The Scottish Wars heavily impacted life at the Priory. Raiders pillaged the priory lands, destroying the canons’ source of income, and source of food, resulting in some very tough times for the men that lived there. It wasn’t only the raiders that drained resources. In many ways, Edward I’s stay messed with every part of priory life, bringing very little in way of compensation to the canons or the surrounding community. Edward didn’t come alone either. As well as his servants and noblemen, he also brought Queen Margaret and all of her household too. It’s not like it was a short stay either. Edward and Margaret’s visit lasted just over five months! They really outstayed their welcome, I think.

The most dramatic era of the Priory’s history came during Henry VIII’s Dissolution. To cut a long story short, our dear old Henry needed money for military campaigns on the 1540s, and so, to fund his gallivanting he seized the land from monasteries, priories, convents and friaries up and down the country. Lanercost was no exception, and on 4th March 1537, the Duke of Norfolk arrived at the priory and ordered its closure. Prior to this, Lanercost was falling steadily into decline and many of the lands were already sold off so that the canons could keep their heads above water. Following the closure though, work began on demolishing the cloister and refectory, as well as other buildings. Only the nave survived as it was the designated parish church, and this nave is still used as the parish church today. The eastern end of the Church was kept too, due to it housing the Chantry, and it is easily the most dramatic part of the site still standing.




The eastern end is also where you’ll find the presbytery and the two transepts to the north and south. Hidden away in the small chapel area is this slightly surprising effigy of a baby.


It is made of terracotta and commemorates Elizabeth Dacre Howard, the daughter of George and Rosalind Howard. She died at the age of four months in July 1883. She is surrounded by the tombs of previous patrons of the Priory. When new, they would have been painted in bright colours, and would have been a rather spectacular sight, I imagine, given the intricacy of the masonry. One of the tombs belongs to Sir Humphrey Dacre who died in 1485 and was had previously secured his family’s ownership of Lanercost. The other is that of Lord Thomas Dacre and his wife, Elizabeth.


The Dacres were a key family in the story of Lanercost, as were the Howard family, who owned (and still own) the nearby Naworth Castle.
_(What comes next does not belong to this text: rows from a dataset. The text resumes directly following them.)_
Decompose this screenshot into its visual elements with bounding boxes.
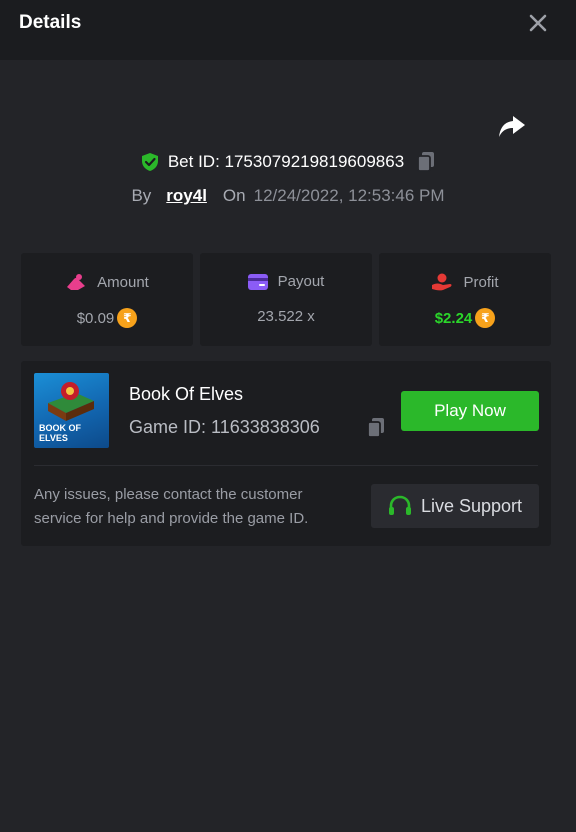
payout-card-icon (247, 273, 268, 290)
divider (34, 465, 538, 466)
copy-icon[interactable] (366, 417, 386, 439)
profit-value: $2.24 (434, 309, 473, 327)
payout-card: Payout 23.522 x (200, 253, 372, 346)
amount-card: Amount $0.09 ₹ (21, 253, 193, 346)
live-support-button[interactable]: Live Support (371, 484, 539, 528)
payout-value: 23.522 x (257, 308, 315, 325)
game-card: BOOK OF ELVES Book Of Elves Game ID: 116… (21, 361, 551, 546)
bet-meta-row: By roy4l On 12/24/2022, 12:53:46 PM (0, 184, 576, 208)
profit-card: Profit $2.24 ₹ (379, 253, 551, 346)
close-icon[interactable] (526, 11, 550, 35)
amount-label: Amount (97, 273, 149, 291)
on-label: On (222, 186, 246, 205)
by-label: By (131, 186, 152, 205)
thumbnail-text: BOOK OF ELVES (39, 423, 81, 443)
details-header: Details (0, 0, 576, 60)
support-help-text: Any issues, please contact the customer … (34, 486, 309, 527)
shield-check-icon (141, 153, 158, 171)
rupee-coin-icon: ₹ (117, 308, 138, 328)
amount-value: $0.09 (76, 309, 115, 327)
game-thumbnail[interactable]: BOOK OF ELVES (34, 373, 109, 448)
profit-label: Profit (463, 273, 499, 291)
live-support-label: Live Support (420, 495, 523, 516)
bet-id-row: Bet ID: 1753079219819609863 (0, 150, 576, 174)
amount-icon (67, 274, 86, 290)
profit-hand-icon (432, 273, 452, 291)
play-now-button[interactable]: Play Now (401, 391, 539, 431)
rupee-coin-icon: ₹ (475, 308, 496, 328)
game-name: Book Of Elves (129, 384, 244, 404)
share-icon[interactable] (497, 112, 527, 140)
username-link[interactable]: roy4l (166, 186, 207, 206)
page-title: Details (19, 12, 82, 33)
payout-label: Payout (277, 273, 325, 290)
bet-id: Bet ID: 1753079219819609863 (167, 152, 405, 171)
copy-icon[interactable] (416, 151, 436, 173)
bet-datetime: 12/24/2022, 12:53:46 PM (253, 186, 445, 205)
headset-icon (388, 495, 411, 515)
game-id: Game ID: 11633838306 (129, 417, 320, 437)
The Howards took over the Priory once the final Lanercost-based Dacre, James, had died unmarried and £1800 in debt. The Howard family worked hard to restore the ruins of the Priory before handing it over to the Office of Works in 1929. The Office of Works is now more commonly known as English Heritage, and it is this group that now manage the oldest parts of the Priory today.

To conclude, if you’re looking for a good day out, I’d say Lanercost Priory is a pretty good go-to. There’s more to it than a church! When Amy and I visited, we lunched at the Lanercost Tea Rooms afterwards which had absolutely fabulous cakes and a smashing BLT if I do say so.